Skupiam się tylko na celach krótkoterminowych
Nie rezygnuję z celów długoterminowych, ale nie rozliczam siebie z nich tak często. Skupiam się dla odmiany na małych celach, które łatwiej mi osiągnąć a dzięki temu łatwiej mi zachować pozytywne nastawienie. Dla przykładu, nie zerkam codziennie czy schudłam 20 kg, ale cieszę się, że tego jednego dnia udało mi się trzymać założeń diety, która mi obecnie służy. I tak, jak ze względów zdrowotnych unikam pewnych potraw, tak ze względu na lepsze samopoczucie unikam złego nastawienia. Zwłaszcza po nieprzespanej nocy. Zwłaszcza wtedy :)
Unikam myślenia “będę szczęśliwa, gdy…” i zamieniać je na “jestem szczęśliwa, bo…”

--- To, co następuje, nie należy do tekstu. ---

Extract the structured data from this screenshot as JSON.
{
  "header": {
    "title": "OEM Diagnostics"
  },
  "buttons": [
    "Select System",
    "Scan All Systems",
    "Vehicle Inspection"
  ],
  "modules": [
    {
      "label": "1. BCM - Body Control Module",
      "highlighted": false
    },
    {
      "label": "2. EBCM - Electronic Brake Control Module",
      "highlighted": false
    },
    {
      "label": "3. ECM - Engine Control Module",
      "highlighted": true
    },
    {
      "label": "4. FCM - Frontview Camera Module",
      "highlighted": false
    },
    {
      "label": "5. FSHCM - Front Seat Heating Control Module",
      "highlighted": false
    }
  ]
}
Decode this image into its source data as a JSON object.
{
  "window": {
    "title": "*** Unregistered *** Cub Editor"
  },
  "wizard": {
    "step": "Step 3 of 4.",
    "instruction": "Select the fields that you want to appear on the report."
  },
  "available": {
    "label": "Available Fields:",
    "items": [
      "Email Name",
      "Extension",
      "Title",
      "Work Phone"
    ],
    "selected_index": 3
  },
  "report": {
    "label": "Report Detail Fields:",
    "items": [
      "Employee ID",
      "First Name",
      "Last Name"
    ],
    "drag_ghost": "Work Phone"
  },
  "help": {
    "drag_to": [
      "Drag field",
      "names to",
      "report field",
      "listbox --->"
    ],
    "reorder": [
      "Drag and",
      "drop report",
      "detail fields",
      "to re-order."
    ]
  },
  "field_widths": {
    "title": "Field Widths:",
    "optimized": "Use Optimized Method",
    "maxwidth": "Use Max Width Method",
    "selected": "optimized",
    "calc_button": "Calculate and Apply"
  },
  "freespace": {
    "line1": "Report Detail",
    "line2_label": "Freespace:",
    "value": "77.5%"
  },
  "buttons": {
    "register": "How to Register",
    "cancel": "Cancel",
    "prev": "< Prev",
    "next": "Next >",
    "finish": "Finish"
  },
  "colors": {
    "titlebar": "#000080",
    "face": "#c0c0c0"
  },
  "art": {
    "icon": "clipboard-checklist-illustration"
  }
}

Kiedyś marzyła mi się kariera zawodowa. Ale wiecie co? Chodzenie po czerwonych dywanach, dolary, premie, wyjazdy służbowe, to wszystko cieszyło tylko przez chwilę. Choć jako nastolatka myślałam, że taki status społeczny może dać mi pewien rodzaj szczęścia i zadowolenia. Jednak, kiedy już to osiągnęłam, po chwili przestało cieszyć. I wiem, że mamy tak ze wszystkim. Nowym autem, nowym domem, nowymi ciuchami. Po jakimś czasie uczucia szczęścia z faktu nabycia czegoś, albo dorobienia się czegoś, znika. Z prostego powodu. Nie od tego zależy szczęście. Nie moje. Dlatego nie myślę już, że będę szczęśliwa dopiero wtedy, gdy będę miała 200 metrowy dom. Pewnie, że lubię myśleć, że kiedyś będę go miała. Ale dzisiaj jestem szczęśliwa z tych swoich mebli w kolorze wenge, materaca na podłodze i nowego regału na zabawki dla dziewczynek.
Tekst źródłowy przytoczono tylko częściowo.